Sunday, February 28, 2010

Continuing on with Herceptin

Although done with chemotherapy, I will continue on until mid-November with the Herceptin infusions. So, I've been doing more research into Herceptin or Trastuzumab. Trastuzumab (trade name Herceptin) is a monoclonal antibody that interferes with the HER2/neu receptor. The HER receptors are proteins that are embedded in the cell membrane and communicate molecular signals from outside the cell to inside the cell, and turn genes on and off. The HER proteins regulate cell growth, survival, adhesion, migration, and differentiation—functions that are amplified or weakened in cancer cells. In some cancers, notably some breast cancers, HER2 is stuck in the "on" position, and causes breast cells to reproduce uncontrollably, causing breast cancer. Trastuzumab reverses the effects of an overactive HER2 receptor.
The original studies of trastuzumab showed that it improved survival in late-stage (metastatic) breast cancer, but there is controversy over whether trastuzumab is effective in earlier stage breast cancer. Trastuzumab is also controversial because of its cost, as much as $100,000 per year [yikes!], and while certain private insurance companies in the U.S. and government health care systems in Canada, the U.K. and elsewhere have refused to pay for trastuzumab for certain patients, some companies have since accepted trastuzumab treatment as a covered preventative treatment.
Since it is possible to determine the "erbB2 status" of a tumour, that information can be used to predict efficacy of treatment with trastuzumab. If it is determined that a tumour is overexpressing the erbB2 oncogene and the patient has no significant pre-existing heart disease, then a patient is eligible for treatment with trastuzumab. It is surprising that although trastuzumab has great affinity for the receptor and the fact that such a high dose can be administered (due to its low toxicity) 70% of HER2+ patients do not respond to treatment. In fact resistance is developed rapidly by treatment, in virtually all patients [so the odds are against me?].
Some recent clinical trials have found trastuzumab reduces the risk of relapse in breast cancer patients by 50% when given in the adjuvant setting (i.e. after breast cancer surgery, before the cancer has spread any further) for one year. Even among the 20% of first-time breast cancer patients for whom trastuzumab is an appropriate treatment, the actual net benefits are not overwhelming when viewed in terms of all-cause mortality. All-cause mortality helps balance a reduced risk of death from cancer against the increased risk of death from a treatment's side effects. Repeated, large-scale studies show that it is usually necessary to treat between 25 and 100 patients to prevent a single death during the next two to four years. For each life saved, between ten and 25 patients will develop heart disease; despite effective treatments, some of these patients will die from heart disease [Great, even more good news!]
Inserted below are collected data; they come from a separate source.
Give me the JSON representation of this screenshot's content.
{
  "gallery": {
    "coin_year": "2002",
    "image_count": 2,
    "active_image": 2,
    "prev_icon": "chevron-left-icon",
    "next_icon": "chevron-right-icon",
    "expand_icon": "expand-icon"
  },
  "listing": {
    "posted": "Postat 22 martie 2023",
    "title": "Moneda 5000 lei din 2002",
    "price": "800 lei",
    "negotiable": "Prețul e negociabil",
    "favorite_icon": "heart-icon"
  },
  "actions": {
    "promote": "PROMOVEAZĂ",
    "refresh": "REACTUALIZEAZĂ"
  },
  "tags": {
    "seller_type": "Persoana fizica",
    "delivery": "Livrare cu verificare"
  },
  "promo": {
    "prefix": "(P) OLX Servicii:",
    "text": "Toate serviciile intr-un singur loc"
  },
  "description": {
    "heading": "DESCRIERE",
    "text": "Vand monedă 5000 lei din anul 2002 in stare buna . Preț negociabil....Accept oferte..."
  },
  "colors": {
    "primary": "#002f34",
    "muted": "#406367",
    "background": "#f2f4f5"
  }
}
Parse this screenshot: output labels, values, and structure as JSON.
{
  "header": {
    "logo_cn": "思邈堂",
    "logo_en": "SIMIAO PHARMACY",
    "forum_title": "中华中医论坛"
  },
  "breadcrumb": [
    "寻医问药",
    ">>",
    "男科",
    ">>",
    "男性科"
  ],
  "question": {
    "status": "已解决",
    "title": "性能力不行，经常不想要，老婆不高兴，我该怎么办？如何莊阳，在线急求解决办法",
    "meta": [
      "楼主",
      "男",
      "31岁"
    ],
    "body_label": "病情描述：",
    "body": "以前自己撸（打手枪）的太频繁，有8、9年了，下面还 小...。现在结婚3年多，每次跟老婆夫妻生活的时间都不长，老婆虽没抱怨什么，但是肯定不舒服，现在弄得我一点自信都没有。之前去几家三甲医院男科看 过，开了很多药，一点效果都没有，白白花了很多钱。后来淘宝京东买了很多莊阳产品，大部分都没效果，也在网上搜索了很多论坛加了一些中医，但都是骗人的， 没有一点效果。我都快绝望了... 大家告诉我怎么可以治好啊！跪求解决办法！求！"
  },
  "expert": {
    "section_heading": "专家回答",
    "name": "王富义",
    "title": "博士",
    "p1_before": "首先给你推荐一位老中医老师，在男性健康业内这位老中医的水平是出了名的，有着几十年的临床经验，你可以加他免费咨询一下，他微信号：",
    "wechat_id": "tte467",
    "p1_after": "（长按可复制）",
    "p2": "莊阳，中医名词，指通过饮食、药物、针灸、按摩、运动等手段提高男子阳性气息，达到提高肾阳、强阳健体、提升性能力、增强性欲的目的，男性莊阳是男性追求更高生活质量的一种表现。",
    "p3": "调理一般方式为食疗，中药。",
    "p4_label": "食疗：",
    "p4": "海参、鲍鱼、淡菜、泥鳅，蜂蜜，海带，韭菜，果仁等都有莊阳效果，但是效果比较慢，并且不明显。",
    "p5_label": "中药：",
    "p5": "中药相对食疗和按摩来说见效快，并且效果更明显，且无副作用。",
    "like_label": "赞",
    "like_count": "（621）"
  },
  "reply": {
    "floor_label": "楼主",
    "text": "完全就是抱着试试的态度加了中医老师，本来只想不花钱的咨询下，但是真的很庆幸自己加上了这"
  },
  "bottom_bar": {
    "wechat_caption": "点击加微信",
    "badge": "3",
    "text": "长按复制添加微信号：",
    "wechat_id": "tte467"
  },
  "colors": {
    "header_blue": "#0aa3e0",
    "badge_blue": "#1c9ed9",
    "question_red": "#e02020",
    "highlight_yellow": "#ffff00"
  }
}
The optimal duration of adjuvant trastuzumab is currently unknown. One year of treatment is generally accepted as the ideal length of therapy based on current clinical trial evidence that demonstrated the superiority of one year treatment over none. However, a small Finnish trial also showed similar improvement with nine weeks' of treatment over no therapy. Due to the lack of direct head-to-head comparison in clinical trials, it is unknown whether a shorter duration of treatment may be just as effective (with less side effects) than the current accepted practice of treatment for one year. [I just love being a guinea pig] Debate about treatment duration has become a relevant issue for many public health policy makers due to the high financial costs involved in the administration of this treatment for one year. Don't you just love modern medicine?